Rebecca não fazia ideia do que aconteceria quando se encontrasse com Niki, então era bom finalmente demonstrar o que sentia por ele. Ela também gostava dele, mas só diria depois que voltasse dessa com vida. E sim, ela queria estar viva, pela primeira vez, sentia medo. Não queria morrer, e não queria deixá-lo.
☆☆☆
O planeta Marte tinha um ar nostálgico para Rebecca.
Sua história como uma agente reconhecida pelas galáxias começou ali, há anos, precisamente, onze, seguia inocentemente pelas ruas da cidade-capital com o desejo de fazer algo bom, agora, ela nem se reconhecia como aquela garota.
Se lembra do último dia sendo uma moradora de Marte.
Era o velório de Mirah, o antigo líder da O.R.
Bex estava reclusa no canto encostada no muro do cemitério, os braços cruzados na altura do peito e o olhar perdido sobre os outros túmulos. Era difícil aceitar a morte de alguém importante e, naquele caso, a garota se culpava porque havia deixado Ludo escapar novamente. Via os demais integrantes da organização reunidos próximo ao túmulo dele, porém, Bex não conseguiu se aproximar, talvez conseguisse quando a maioria deles se afastassem. Ela nunca soube lidar com perdas e, pelas suas experiências, sentia que nunca saberia. A verdade é que, no momento mais sombrio e confuso de toda a sua vida, Mirah a ajudou, e a estendeu a mão, coisa que ninguém tinha feito antes.
Há pessoas que marcam, elas podem não estar mais presentes, entretanto, sua presença continua por anos. Como se, de certa forma, ainda estivessem ali junto da outra pessoa que ficou, e que terá que passar a vida apenas com as lembranças. E para Rebecca, era isso que mais doía.
Ela tomou coragem depois de muito segurar o choro encostada no muro e seguiu para o túmulo. Já não tinha muitas pessoas perto, e era isso que ela queria, privacidade. Parou na frente do túmulo e colocou as mãos sobre os bolsos da jaqueta, por alguns instantes, apenas olhou para baixo. Sentia a vontade de chorar a invadir, como se alguém apertasse sua garganta, e se tornasse cada vez mais difícil de respirar. Bex sacodiu a cabeça levemente, e a levantou para impedir as lágrimas de cair. Olhou para o céu, as nuvens de chuva ameaçavam se derramar a qualquer momento, mas ela não se importava com a chuva. Uma brisa gelada fez seus cabelos voarem desalinhadamente conforme o vento soprava, ela sorriu fraco, e depois de muito segurar, deixou uma única lágrima escapar.
Se lembrava de todas as vezes que sentia tão pequena e perdida da imensidão do universo. E a crescente sensação de não pertencer a nada, de nunca encontrar o seu lugar, de não ter raízes.
Em um final de dia em Marte, com os últimos raios solares indo embora, Bex encontrou Mirah no telhado da organização. Ela sentou ao lado dele depois de um longo dia de trabalho, e estava cansada.
— O dia foi difícil também? — Perguntou o homem um pouco mais velho que ela, enquanto observava o anoitecer acontecendo diante de seus olhos.
— Todos os dias são.
E houve um silêncio por minutos, o céu ficou totalmente escuro e os dois se sentiram aliviados por terem conseguido sobreviver mais um dia.

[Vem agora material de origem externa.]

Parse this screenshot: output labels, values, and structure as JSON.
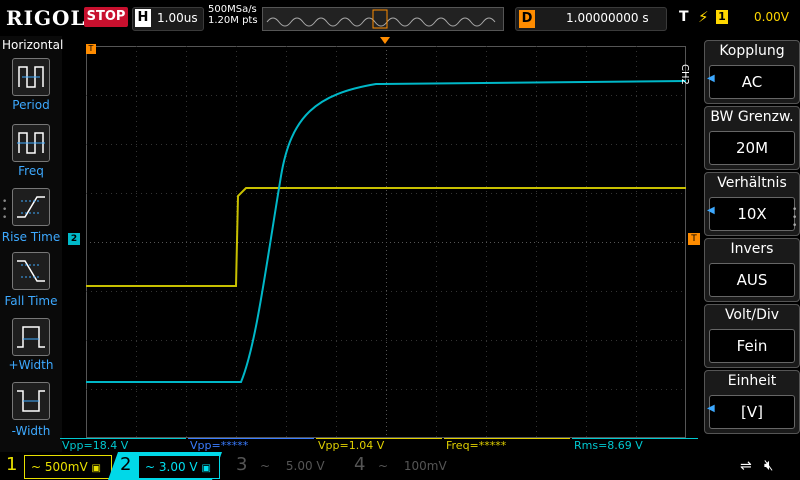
{
  "header": {
    "logo": "RIGOL",
    "run_state": "STOP",
    "horizontal_label": "H",
    "timebase": "1.00us",
    "sample_rate": "500MSa/s",
    "points": "1.20M pts",
    "delay_label": "D",
    "delay_value": "1.00000000 s",
    "trigger_label": "T",
    "trigger_source": "1",
    "trigger_level": "0.00V"
  },
  "left_menu": {
    "title": "Horizontal",
    "items": [
      {
        "label": "Period",
        "icon": "period-icon"
      },
      {
        "label": "Freq",
        "icon": "freq-icon"
      },
      {
        "label": "Rise Time",
        "icon": "rise-time-icon"
      },
      {
        "label": "Fall Time",
        "icon": "fall-time-icon"
      },
      {
        "label": "+Width",
        "icon": "plus-width-icon"
      },
      {
        "label": "-Width",
        "icon": "minus-width-icon"
      }
    ]
  },
  "right_menu": {
    "channel_tag": "CH2",
    "items": [
      {
        "title": "Kopplung",
        "value": "AC",
        "arrow": true
      },
      {
        "title": "BW Grenzw.",
        "value": "20M",
        "arrow": false
      },
      {
        "title": "Verhältnis",
        "value": "10X",
        "arrow": true
      },
      {
        "title": "Invers",
        "value": "AUS",
        "arrow": false
      },
      {
        "title": "Volt/Div",
        "value": "Fein",
        "arrow": false
      },
      {
        "title": "Einheit",
        "value": "[V]",
        "arrow": true
      }
    ]
  },
  "measurements": [
    {
      "text": "Vpp=18.4 V",
      "color": "#00c8d0"
    },
    {
      "text": "Vpp=*****",
      "color": "#3a7cff"
    },
    {
      "text": "Vpp=1.04 V",
      "color": "#e0d000"
    },
    {
      "text": "Freq=*****",
      "color": "#e0d000"
    },
    {
      "text": "Rms=8.69 V",
      "color": "#00c8d0"
    }
  ],
  "channels": [
    {
      "num": "1",
      "scale": "500mV",
      "color": "#e8e000",
      "active": true
    },
    {
      "num": "2",
      "scale": "3.00 V",
      "color": "#00e0f0",
      "active": true
    },
    {
      "num": "3",
      "scale": "5.00 V",
      "color": "#555555",
      "active": false
    },
    {
      "num": "4",
      "scale": "100mV",
      "color": "#555555",
      "active": false
    }
  ],
  "markers": {
    "ch1": "1",
    "ch2": "2"
  },
  "colors": {
    "ch1": "#c8c000",
    "ch2": "#00b8c8",
    "accent": "#ff8c00",
    "menu_blue": "#3da9ff"
  }
}
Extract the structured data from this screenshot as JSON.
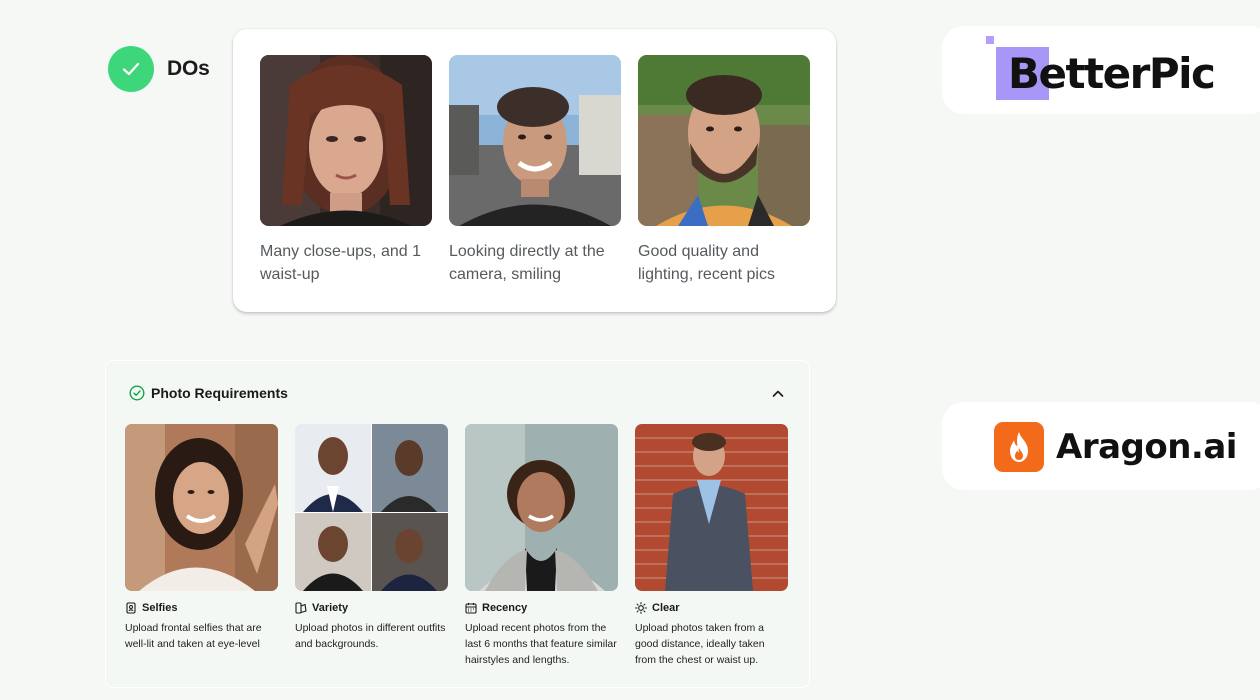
{
  "dos": {
    "label": "DOs",
    "items": [
      {
        "caption": "Many close-ups, and 1 waist-up"
      },
      {
        "caption": "Looking directly at the camera, smiling"
      },
      {
        "caption": "Good quality and lighting, recent pics"
      }
    ]
  },
  "requirements": {
    "title": "Photo Requirements",
    "items": [
      {
        "icon": "selfie-icon",
        "label": "Selfies",
        "description": "Upload frontal selfies that are well-lit and taken at eye-level"
      },
      {
        "icon": "variety-icon",
        "label": "Variety",
        "description": "Upload photos in different outfits and backgrounds."
      },
      {
        "icon": "calendar-icon",
        "label": "Recency",
        "description": "Upload recent photos from the last 6 months that feature similar hairstyles and lengths."
      },
      {
        "icon": "sun-icon",
        "label": "Clear",
        "description": "Upload photos taken from a good distance, ideally taken from the chest or waist up."
      }
    ]
  },
  "brands": {
    "betterpic": "BetterPic",
    "aragon": "Aragon.ai"
  },
  "colors": {
    "check_green": "#3dd67b",
    "betterpic_purple": "#a897f6",
    "aragon_orange": "#f26a1a"
  }
}
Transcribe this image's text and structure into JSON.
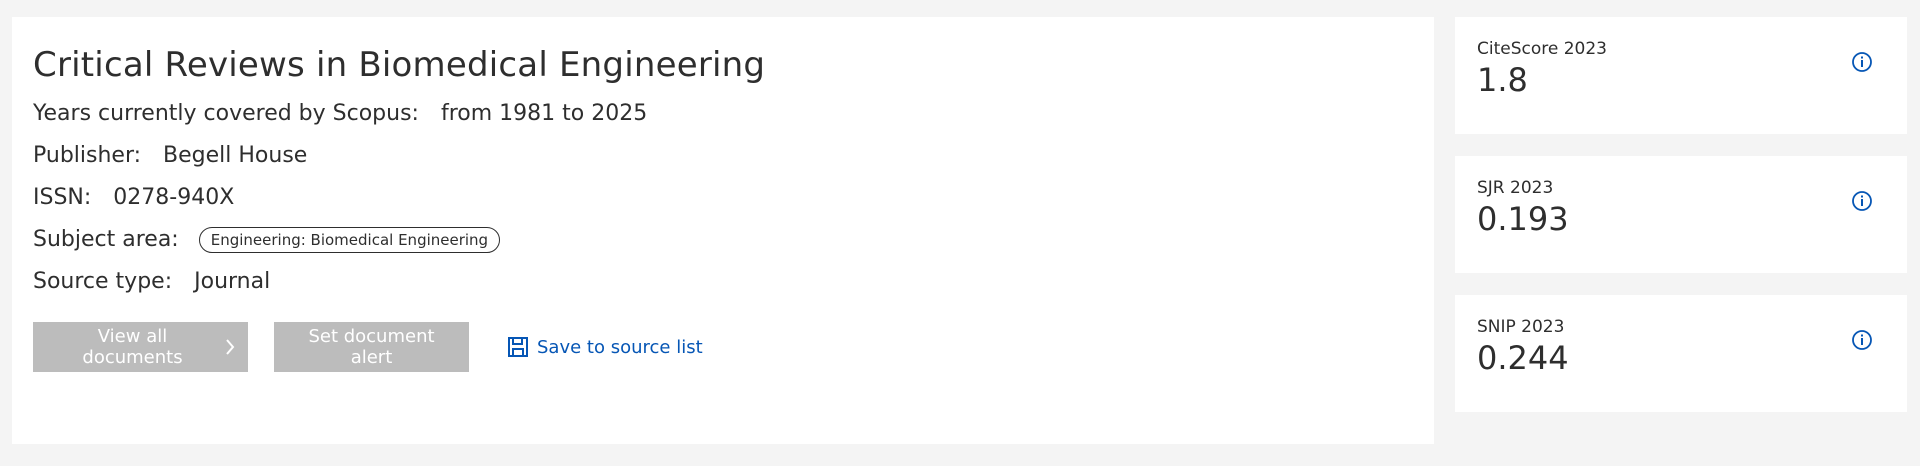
{
  "source": {
    "title": "Critical Reviews in Biomedical Engineering",
    "years_label": "Years currently covered by Scopus:",
    "years_value": "from 1981 to 2025",
    "publisher_label": "Publisher:",
    "publisher_value": "Begell House",
    "issn_label": "ISSN:",
    "issn_value": "0278-940X",
    "subject_label": "Subject area:",
    "subject_value": "Engineering: Biomedical Engineering",
    "type_label": "Source type:",
    "type_value": "Journal"
  },
  "actions": {
    "view_all_label": "View all documents",
    "alert_label": "Set document alert",
    "save_label": "Save to source list"
  },
  "metrics": [
    {
      "label": "CiteScore 2023",
      "value": "1.8"
    },
    {
      "label": "SJR 2023",
      "value": "0.193"
    },
    {
      "label": "SNIP 2023",
      "value": "0.244"
    }
  ],
  "icons": {
    "chevron": "chevron-right-icon",
    "save": "save-icon",
    "info": "info-icon"
  },
  "colors": {
    "link": "#0656b5",
    "button_disabled": "#bcbcbc",
    "text": "#2e2e2e",
    "background": "#f4f4f4"
  }
}
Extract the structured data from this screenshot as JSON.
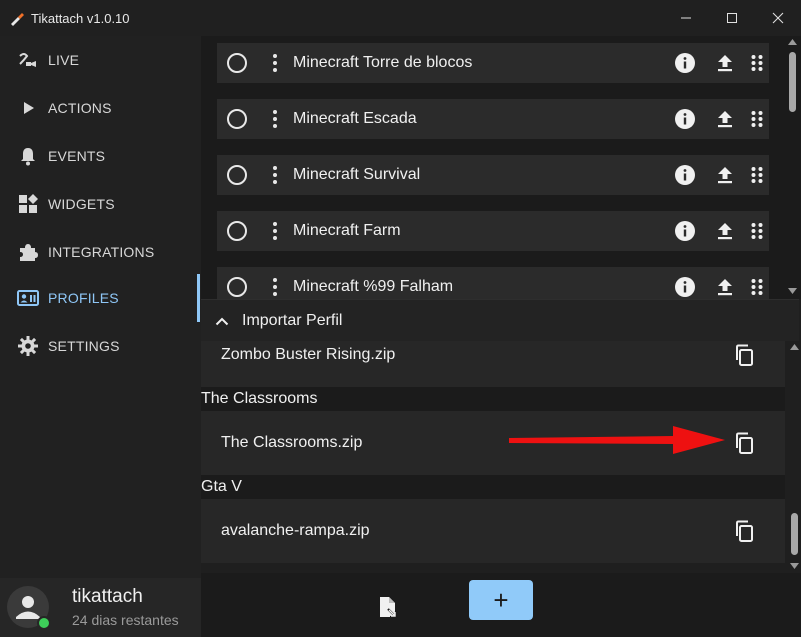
{
  "window": {
    "title": "Tikattach v1.0.10"
  },
  "sidebar": {
    "items": [
      {
        "label": "LIVE",
        "icon": "live-icon",
        "active": false
      },
      {
        "label": "ACTIONS",
        "icon": "play-icon",
        "active": false
      },
      {
        "label": "EVENTS",
        "icon": "bell-icon",
        "active": false
      },
      {
        "label": "WIDGETS",
        "icon": "widgets-icon",
        "active": false
      },
      {
        "label": "INTEGRATIONS",
        "icon": "puzzle-icon",
        "active": false
      },
      {
        "label": "PROFILES",
        "icon": "profile-card-icon",
        "active": true
      },
      {
        "label": "SETTINGS",
        "icon": "gear-icon",
        "active": false
      }
    ],
    "accent_color": "#8fc7f7"
  },
  "user": {
    "name": "tikattach",
    "subtitle": "24 dias restantes",
    "status_color": "#3ecf5a"
  },
  "profiles": [
    {
      "name": "Minecraft Torre de blocos"
    },
    {
      "name": "Minecraft Escada"
    },
    {
      "name": "Minecraft Survival"
    },
    {
      "name": "Minecraft Farm"
    },
    {
      "name": "Minecraft %99 Falham"
    }
  ],
  "import_panel": {
    "title": "Importar Perfil",
    "groups": [
      {
        "title": "",
        "files": [
          "Zombo Buster Rising.zip"
        ]
      },
      {
        "title": "The Classrooms",
        "files": [
          "The Classrooms.zip"
        ]
      },
      {
        "title": "Gta V",
        "files": [
          "avalanche-rampa.zip"
        ]
      }
    ]
  },
  "annotation": {
    "arrow_color": "#ee1111"
  },
  "footer": {
    "add_label": "+",
    "add_color": "#90caf9"
  }
}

— Eu o vi assassinar crianças hoje, e ele se divertiu fazendo isso... — Bex começou a falar e nem sabia o motivo para estar revivendo essa cena em sua mente, de novo e de novo. — E mais uma vez, ele fugiu deixando um rastro de sangue em seu caminho, qual o sentido disso? Se um dia ele morrer, alguém pior pode surgir, e se eu não estiver aqui? Ou você? Ou qualquer outra pessoa disposta a ajudar os desamparados? Sinto que é vão.
— Não se diminua por falhar. O que você faz tem sentido se importa para você, e eu sei que está tentando, você sempre tenta. — Ele concluiu, ela negou com a cabeça.
— As vezes eu não sinto força para continuar. — Rebecca respirou fundo.
— Você sempre encontra força porque é forte. Essa é sua essência, eu vi força em você e continuo vendo. — Ele explicou, continuava a olhar o céu, ela também.
— É porque você disse que o universo foi feito para que eu o admirasse, e que existir é belo se nos permitimos ver. Quero ver isso, mesmo que demore, eu quero ver a beleza e a raridade de estar vivo. — Rebecca sentiu as lágrimas vindo, as limpou e passou a olhar o céu com a promessa que um dia, finalmente, conseguiria enxergar o quão belo e raro é realmente existir.